The Budget in brief:
Deficit of $39.6 billion, but to return to surplus three years earlier than expected in 2012-13.

Aged Care: $533 million over five years to improve access to high quality aged care.
Health: $2.2 billion in new funding for the National Health and Hospitals Network
Tax cuts: Low income tax offset to $1500, providing an effective tax-free threshold of $16,000 for people with an income up to $30,000.
Climate Change: $652 million over four years in a Renewable Energy Future Fund.

Workplace Relations: $85.7 million over four years for the implementation of a national workplace relations system for the private sector.

Infrastructure: $5.6 billion over the decade to invest in nation-building infrastructure.

Border Security: $1.2 billion to strengthen Australia’s borders and aviation security.

Sport: $237 million over four years for support for elite athletes.
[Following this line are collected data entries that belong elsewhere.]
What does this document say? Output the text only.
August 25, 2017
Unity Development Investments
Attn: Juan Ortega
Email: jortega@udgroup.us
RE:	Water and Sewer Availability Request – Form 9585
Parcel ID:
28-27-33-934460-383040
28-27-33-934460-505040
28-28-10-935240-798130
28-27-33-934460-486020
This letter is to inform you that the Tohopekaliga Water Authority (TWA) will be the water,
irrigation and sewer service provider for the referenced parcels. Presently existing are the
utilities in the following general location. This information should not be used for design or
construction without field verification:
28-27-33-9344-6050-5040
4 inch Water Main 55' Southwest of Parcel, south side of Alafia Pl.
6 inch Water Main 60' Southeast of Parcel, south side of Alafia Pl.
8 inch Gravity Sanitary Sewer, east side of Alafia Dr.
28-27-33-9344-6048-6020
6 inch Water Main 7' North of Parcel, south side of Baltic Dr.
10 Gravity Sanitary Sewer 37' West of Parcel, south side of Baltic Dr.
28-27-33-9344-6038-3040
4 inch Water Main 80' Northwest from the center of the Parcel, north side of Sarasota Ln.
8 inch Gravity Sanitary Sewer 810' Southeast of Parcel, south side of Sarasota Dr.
Super Clinics: 23 more GP Super Clinics (on top of the 18 established to date) and upgrade to more than 400 existing clinics.
Pensions: No changes.

The Health Budget in detail:
$1.2 billion has been allocated towards training more doctors and nurses – $495 million funding for more GPs, $145 million will go to specialist doctor training, $534 million to train and support nurses in health and aged care, including $390 million over four years to support nurses working in general practice.
The budget also promised to provide every Australian with an electronic health record by mid-2012.
The government has pledged $132 million over four years for training to help nurses and aged care workers improve their skills and qualifications. Funding for another 600 enrolled nursing training places, 300 undergraduate nursing scholarships in aged care, rural locums for 3000 nurses over four years and support for nurse practitioners in aged care is also included.
Allied health professionals such as physiotherapists, speech pathologists and occupational therapists to be enticed with services and scholarships to take up positions in rural and regional areas.